3. Computers do half of your current work.
On this point, the room naturally pricked up its ears: entrepreneurs are especially curious to see what AI will do for productivity. Not only our own, but also those of employees. Klöpping himself gave the example of Excel - despite working in Excel for years as an entrepreneur, he never got really good at it, but now, by simply asking Chat questions and uploading screenshots, you can suddenly pretend to be very good with the spreadsheets.
Elsewhere on the day, people also asked how that works for investment funds. A book review that used to take about three days is now done in a few hours, purely because AI has already mastered a lot of data sorting tasks extremely well.
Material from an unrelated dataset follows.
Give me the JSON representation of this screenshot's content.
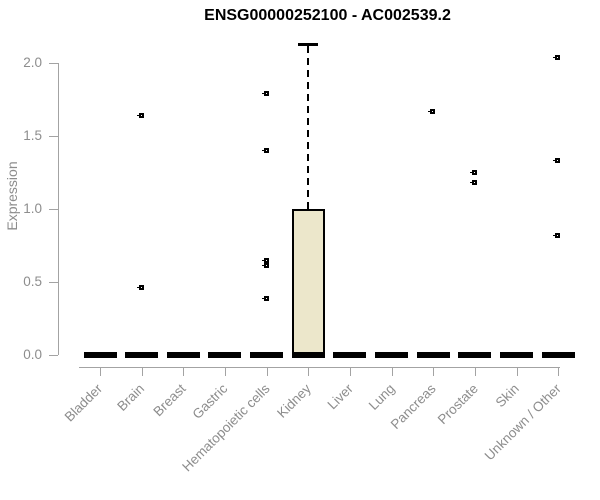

We also briefly checked this claim with our own investment team and the analysts could indeed confirm this.
In short: many boring things (such as endless excel tweaking) will soon be done for you by the computer. What should we do then? Well, says Klöpping, above all ask yourself what the added value of your work is, what drives you and what you like: mainly do those things and let the models take care of the rest.
4. Someone around you will have an intimate relationship with a synthetic being.
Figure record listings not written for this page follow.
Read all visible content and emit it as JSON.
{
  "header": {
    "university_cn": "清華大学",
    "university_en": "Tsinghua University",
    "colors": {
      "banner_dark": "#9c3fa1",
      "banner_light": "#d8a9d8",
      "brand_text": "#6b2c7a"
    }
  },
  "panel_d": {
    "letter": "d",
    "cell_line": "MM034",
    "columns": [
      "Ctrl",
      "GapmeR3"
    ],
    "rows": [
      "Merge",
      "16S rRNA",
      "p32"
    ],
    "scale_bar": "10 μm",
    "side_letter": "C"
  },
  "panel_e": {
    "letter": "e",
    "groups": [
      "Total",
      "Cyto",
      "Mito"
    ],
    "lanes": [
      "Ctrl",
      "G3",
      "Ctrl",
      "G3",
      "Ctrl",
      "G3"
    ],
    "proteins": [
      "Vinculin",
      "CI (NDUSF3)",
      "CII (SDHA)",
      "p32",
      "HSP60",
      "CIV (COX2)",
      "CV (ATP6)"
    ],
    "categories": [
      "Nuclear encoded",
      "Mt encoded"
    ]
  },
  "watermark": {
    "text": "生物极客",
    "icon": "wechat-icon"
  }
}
This was perhaps the most shocking point - that ChatGPT and related models are not only productivity tools, but also serve as a synthetic substitute for friendships and relationships. It is already the case, Klöpping said, that most use of ChatGPT consists of questions that. So it is only a matter of time before someone in your immediate circle falls in love with a chatbot.
YOLO
Above all, Klöpping emphasizes that after decades of dabbling, developments are now suddenly moving so fast that they can hardly be kept up with. Whereas in 2023 we thought a broke movie in which an AI-generated version of Will Smith was raking spaghetti in a most unnatural way was quite impressive, now AI video is everywhere and barely distinguishable from the real thing. So the question is no longer how we are going to accelerate development, but whether we should not apply the brakes. He takes the example of an AI tool for software development that has a a "YOLO slider" that allows you to set how far you want to go in developing your app. The sliding scale goes from tentative - generate only a little code - to YOLO (you only live once, say internets for a reckless leap of faith) - complete the product immediately and publish it immediately. The question is how far society is willing to go. Here the battle seems to be primarily between the tech bosses who want to accelerate to the max and the officials, especially from the EU, who want to encapsulate AI with all sorts of standards and regulations .
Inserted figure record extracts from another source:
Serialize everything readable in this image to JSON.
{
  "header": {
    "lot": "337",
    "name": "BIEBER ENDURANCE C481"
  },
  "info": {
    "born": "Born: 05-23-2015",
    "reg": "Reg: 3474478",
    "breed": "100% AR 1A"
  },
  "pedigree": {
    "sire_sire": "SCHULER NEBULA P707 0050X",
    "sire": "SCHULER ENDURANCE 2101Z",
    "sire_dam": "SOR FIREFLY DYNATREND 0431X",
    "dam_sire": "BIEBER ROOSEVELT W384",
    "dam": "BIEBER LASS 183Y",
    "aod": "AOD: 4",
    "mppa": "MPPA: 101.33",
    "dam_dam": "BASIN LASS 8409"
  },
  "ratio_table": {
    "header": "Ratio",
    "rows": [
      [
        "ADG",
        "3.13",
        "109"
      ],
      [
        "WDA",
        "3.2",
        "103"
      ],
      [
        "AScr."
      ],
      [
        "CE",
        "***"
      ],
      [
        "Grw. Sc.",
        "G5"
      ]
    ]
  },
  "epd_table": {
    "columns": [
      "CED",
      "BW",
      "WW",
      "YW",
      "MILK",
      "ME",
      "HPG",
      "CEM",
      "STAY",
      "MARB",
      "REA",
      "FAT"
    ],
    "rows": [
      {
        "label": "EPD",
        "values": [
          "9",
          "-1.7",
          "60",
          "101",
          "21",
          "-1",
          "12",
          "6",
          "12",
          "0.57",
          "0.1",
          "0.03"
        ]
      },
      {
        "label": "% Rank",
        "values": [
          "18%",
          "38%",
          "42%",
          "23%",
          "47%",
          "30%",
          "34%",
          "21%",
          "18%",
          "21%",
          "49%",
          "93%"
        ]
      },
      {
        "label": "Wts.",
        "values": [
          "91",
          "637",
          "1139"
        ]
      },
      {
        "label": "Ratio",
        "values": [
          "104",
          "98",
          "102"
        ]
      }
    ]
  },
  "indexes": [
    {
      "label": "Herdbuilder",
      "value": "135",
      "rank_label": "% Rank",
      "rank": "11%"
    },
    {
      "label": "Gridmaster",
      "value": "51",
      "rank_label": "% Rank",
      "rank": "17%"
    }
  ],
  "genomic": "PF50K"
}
By the end of the talk, the room was already pretty impressed with the current capacity of AI models. "But," said Klöpping, "the AI you are using today is the very worst AI you are ever going to use." There is undoubtedly a lot more to come .
The apps Alexander Klöpping uses in his daily life:
1. Claude. ai
The best app for writing.
2. Shortwave.ai
Works concise instructions into neat emails.
3. NotebookLM.google
Transforms long boring texts into a podcast conversation, responds to questions.
4. Lovable
Encodes apps based on written instructions. Incidentally, a portfolio company of Marktlink Capital through our venture capital funds.
5. Whispr Flow
Rewrites whispered stream-of-consciousness monologues into readable texts.
This article has already appeared in the December 2025 Marketlink Magazine.